It's time to convince you to try ice fishing
Winter time does strange things to us here in the Midwest.
Quite often our tendencies lead us to making excuses so as to just sit inside and complain it's too cold and the lakes are frozen solid. A funny and strange lot we are.
And that brings me to that large grouping of lost souls, the ones who wear blinders most of the day and a good piece of the evening as well. You would laugh yourself silly if you had been around around me when I start talking about the joys of celebrating winter by spending some time ice fishing.
I started ice fishing in earnest when I lived in Madison, Wis. A local befriended me and then took me for rides on the back of his snowmobile. He pointed out various locations on Lake Mendota, Kegonsa, and several local spots. He then gave me a crash course on how to find and catch some pan fish.
I later graduated to the "big league" when I relocated to the Minneapolis area. I bought a second-hand ice shelter, some super-warm clothing along with a borrowed snow machine. Every trip on Lake Minnetonka brought me more experience.
This long preface is targeted at all of you who claim ice fishing is not for you.
I say this aspect of our sport can be some of the best time out-of-doors.
For example, outdoorsman A.J. Paul, local raconteur and workshop wizard, had become one of the most ardent ice men I had encountered. In fact some would say A.J. is as enthusiastic as ice fishing maven Chuck Thompson.
And yet despite A.J.'s professorial demeanor while explaining his joy with "icing," some people have a tendency, as one could say, to avoid this jolly chap like the plague. C'est la vie.
There are certain key elements with this that one must adhere to.
Ultra-cold weather dictates we use portable or collapsible ice shelters — tents, if you will. Heavy, insulated boots with attached ice cleats are a must so you don't break your neck while walking. Thick gloves are either worn or clipped to your jacket's collar like they were when we were kids trudging home from school in the snow. If your little pinkies and toes are sheltered from the frigid air, chances are you'll be a happy camper.

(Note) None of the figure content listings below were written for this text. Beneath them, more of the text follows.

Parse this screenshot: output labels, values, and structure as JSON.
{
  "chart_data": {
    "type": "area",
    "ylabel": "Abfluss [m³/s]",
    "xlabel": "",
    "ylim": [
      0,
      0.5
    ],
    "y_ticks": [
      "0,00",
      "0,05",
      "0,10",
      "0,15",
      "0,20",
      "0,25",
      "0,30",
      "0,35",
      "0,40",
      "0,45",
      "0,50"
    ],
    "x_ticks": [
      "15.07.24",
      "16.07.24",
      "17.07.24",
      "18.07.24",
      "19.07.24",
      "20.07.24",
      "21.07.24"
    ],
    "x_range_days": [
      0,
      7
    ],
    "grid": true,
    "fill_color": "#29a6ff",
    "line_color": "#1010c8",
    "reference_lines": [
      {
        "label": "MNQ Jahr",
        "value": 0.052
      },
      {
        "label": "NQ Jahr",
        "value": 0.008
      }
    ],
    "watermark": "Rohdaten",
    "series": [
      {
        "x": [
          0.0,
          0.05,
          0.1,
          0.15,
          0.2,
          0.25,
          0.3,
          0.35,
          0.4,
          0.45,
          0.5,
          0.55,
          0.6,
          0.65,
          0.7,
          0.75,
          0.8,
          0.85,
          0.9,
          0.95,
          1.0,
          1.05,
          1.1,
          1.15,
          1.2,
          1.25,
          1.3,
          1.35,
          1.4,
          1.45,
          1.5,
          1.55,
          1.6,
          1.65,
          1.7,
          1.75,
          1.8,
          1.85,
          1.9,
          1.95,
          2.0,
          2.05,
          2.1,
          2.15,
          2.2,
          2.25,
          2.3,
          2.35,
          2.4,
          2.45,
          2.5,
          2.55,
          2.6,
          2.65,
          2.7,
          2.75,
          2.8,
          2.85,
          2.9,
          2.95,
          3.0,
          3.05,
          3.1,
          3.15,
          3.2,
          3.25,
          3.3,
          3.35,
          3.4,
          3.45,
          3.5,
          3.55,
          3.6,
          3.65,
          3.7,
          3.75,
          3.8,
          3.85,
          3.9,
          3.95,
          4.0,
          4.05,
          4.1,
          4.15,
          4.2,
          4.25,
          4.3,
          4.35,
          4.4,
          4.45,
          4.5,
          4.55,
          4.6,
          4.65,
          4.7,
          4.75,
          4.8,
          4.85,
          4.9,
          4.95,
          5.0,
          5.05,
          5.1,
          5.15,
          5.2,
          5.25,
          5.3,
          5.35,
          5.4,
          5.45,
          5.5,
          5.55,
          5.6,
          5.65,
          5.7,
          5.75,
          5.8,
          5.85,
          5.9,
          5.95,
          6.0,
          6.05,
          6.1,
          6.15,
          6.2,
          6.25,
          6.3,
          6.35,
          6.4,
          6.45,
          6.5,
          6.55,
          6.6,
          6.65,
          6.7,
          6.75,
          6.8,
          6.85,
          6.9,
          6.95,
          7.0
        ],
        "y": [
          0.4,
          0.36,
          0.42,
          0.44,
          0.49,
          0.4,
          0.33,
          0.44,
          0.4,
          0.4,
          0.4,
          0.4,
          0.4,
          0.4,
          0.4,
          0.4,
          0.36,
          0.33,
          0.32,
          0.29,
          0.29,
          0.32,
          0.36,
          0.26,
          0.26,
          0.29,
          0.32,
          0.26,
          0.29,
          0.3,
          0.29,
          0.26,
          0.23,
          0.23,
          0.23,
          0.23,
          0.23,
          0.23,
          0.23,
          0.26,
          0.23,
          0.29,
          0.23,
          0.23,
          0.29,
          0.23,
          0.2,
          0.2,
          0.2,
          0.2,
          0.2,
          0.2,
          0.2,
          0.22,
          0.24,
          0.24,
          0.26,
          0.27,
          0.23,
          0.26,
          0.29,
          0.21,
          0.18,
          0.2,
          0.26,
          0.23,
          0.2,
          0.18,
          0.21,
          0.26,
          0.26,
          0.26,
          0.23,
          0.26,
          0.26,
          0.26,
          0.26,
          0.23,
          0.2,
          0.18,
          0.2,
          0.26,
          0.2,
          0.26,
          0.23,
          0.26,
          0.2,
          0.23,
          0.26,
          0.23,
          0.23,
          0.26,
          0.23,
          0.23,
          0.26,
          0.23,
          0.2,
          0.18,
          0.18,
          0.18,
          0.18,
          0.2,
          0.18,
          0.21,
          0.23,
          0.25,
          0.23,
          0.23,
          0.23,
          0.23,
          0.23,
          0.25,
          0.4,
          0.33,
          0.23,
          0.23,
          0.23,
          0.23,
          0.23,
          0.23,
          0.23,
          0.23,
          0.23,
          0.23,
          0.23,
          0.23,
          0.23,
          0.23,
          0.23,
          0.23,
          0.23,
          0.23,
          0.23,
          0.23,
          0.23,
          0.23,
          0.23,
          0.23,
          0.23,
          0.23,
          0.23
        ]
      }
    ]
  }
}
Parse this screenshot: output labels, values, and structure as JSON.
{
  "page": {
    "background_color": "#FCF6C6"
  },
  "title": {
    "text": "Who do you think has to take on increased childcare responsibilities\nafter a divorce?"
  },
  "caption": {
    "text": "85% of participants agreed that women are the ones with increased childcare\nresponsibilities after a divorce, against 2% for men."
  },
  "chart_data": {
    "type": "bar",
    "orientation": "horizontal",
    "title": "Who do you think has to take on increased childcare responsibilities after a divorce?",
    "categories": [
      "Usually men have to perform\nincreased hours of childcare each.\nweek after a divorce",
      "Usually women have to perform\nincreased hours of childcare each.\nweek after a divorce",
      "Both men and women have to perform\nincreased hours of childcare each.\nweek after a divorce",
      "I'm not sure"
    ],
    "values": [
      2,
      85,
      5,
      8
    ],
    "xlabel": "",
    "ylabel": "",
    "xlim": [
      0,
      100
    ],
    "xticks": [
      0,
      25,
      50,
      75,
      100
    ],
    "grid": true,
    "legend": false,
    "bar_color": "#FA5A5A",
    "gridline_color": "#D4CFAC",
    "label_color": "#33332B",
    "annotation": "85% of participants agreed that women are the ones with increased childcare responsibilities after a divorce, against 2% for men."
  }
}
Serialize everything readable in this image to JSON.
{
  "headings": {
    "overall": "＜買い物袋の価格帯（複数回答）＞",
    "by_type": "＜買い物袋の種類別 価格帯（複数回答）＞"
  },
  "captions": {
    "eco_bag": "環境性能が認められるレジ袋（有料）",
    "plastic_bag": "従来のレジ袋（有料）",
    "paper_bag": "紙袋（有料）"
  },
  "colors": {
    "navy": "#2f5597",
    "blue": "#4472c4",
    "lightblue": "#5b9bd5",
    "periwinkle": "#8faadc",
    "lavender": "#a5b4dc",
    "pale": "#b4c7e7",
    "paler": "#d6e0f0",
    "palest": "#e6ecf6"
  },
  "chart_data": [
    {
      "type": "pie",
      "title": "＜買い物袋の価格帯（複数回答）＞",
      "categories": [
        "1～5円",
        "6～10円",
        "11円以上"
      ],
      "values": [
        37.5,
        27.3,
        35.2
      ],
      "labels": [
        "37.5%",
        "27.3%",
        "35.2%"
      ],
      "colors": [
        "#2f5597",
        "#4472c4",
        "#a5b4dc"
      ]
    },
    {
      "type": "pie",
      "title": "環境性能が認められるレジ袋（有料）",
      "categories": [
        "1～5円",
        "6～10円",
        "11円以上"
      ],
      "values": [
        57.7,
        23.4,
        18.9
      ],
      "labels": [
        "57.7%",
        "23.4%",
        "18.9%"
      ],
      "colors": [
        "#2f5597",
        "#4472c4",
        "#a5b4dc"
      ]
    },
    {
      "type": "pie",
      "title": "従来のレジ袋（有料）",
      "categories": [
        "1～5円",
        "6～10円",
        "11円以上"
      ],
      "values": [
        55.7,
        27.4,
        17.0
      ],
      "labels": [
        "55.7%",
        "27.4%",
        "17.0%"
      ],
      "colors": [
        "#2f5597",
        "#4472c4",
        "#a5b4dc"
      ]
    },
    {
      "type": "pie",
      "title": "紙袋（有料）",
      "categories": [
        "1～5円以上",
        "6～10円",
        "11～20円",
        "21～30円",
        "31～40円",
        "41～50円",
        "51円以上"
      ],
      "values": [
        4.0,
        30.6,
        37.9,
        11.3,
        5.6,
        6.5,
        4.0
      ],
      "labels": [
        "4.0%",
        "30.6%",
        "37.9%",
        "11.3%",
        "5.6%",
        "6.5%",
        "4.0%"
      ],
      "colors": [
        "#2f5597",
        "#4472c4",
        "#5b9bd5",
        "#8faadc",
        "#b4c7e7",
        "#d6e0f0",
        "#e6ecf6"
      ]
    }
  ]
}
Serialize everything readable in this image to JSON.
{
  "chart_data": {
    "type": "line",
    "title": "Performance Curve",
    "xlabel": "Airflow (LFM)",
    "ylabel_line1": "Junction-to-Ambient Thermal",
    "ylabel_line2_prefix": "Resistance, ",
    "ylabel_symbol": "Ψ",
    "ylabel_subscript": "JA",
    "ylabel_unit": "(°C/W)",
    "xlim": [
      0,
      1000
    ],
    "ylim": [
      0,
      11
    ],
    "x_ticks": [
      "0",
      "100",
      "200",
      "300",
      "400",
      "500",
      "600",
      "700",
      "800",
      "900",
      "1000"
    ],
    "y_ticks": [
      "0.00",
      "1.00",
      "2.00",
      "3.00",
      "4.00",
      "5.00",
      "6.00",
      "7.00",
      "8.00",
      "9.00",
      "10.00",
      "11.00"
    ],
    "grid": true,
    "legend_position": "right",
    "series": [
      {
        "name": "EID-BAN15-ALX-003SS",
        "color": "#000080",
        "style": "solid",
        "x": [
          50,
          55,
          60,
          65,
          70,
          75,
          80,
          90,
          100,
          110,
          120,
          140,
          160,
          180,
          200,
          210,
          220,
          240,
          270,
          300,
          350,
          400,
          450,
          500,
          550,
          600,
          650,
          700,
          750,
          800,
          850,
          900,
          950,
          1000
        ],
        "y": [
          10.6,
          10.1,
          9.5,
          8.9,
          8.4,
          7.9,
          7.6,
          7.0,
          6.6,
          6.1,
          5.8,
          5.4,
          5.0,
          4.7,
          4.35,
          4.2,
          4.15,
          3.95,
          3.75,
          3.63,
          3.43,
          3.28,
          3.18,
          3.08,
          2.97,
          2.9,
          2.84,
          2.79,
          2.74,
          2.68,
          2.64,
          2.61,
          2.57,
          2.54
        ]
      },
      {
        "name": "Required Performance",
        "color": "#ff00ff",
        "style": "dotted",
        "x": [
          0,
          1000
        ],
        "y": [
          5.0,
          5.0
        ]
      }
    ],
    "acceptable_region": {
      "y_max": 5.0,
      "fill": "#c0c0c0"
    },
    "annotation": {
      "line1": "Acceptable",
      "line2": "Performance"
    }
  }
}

One needs an ice auger to drill holes. A couple small, super-ultralight ice rods and reels spooled with 2- and 4-pound test line belong on your shopping list. A portable fish-finder is the last main tool you can make use of while out there, and a small, l.e.d. headlamp if you fish at night.
And yet when I do my annual ice fishing seminars I usually find myself answering questions about fly fishing in the Florida Keys. Go figure.
I must say one hasn't experienced true life until you've caught a mess of crappies and bluegills through the ice and prepared them for the skillet.
I know that whatever joy and good times I recollect probably won't affect the average reader much. And I believe a first-time ice angler must have a great time that first time or all this rhetoric is just that, storytelling and idle talk.
But if there is the slightest bit of interest, there could very well be hope for you.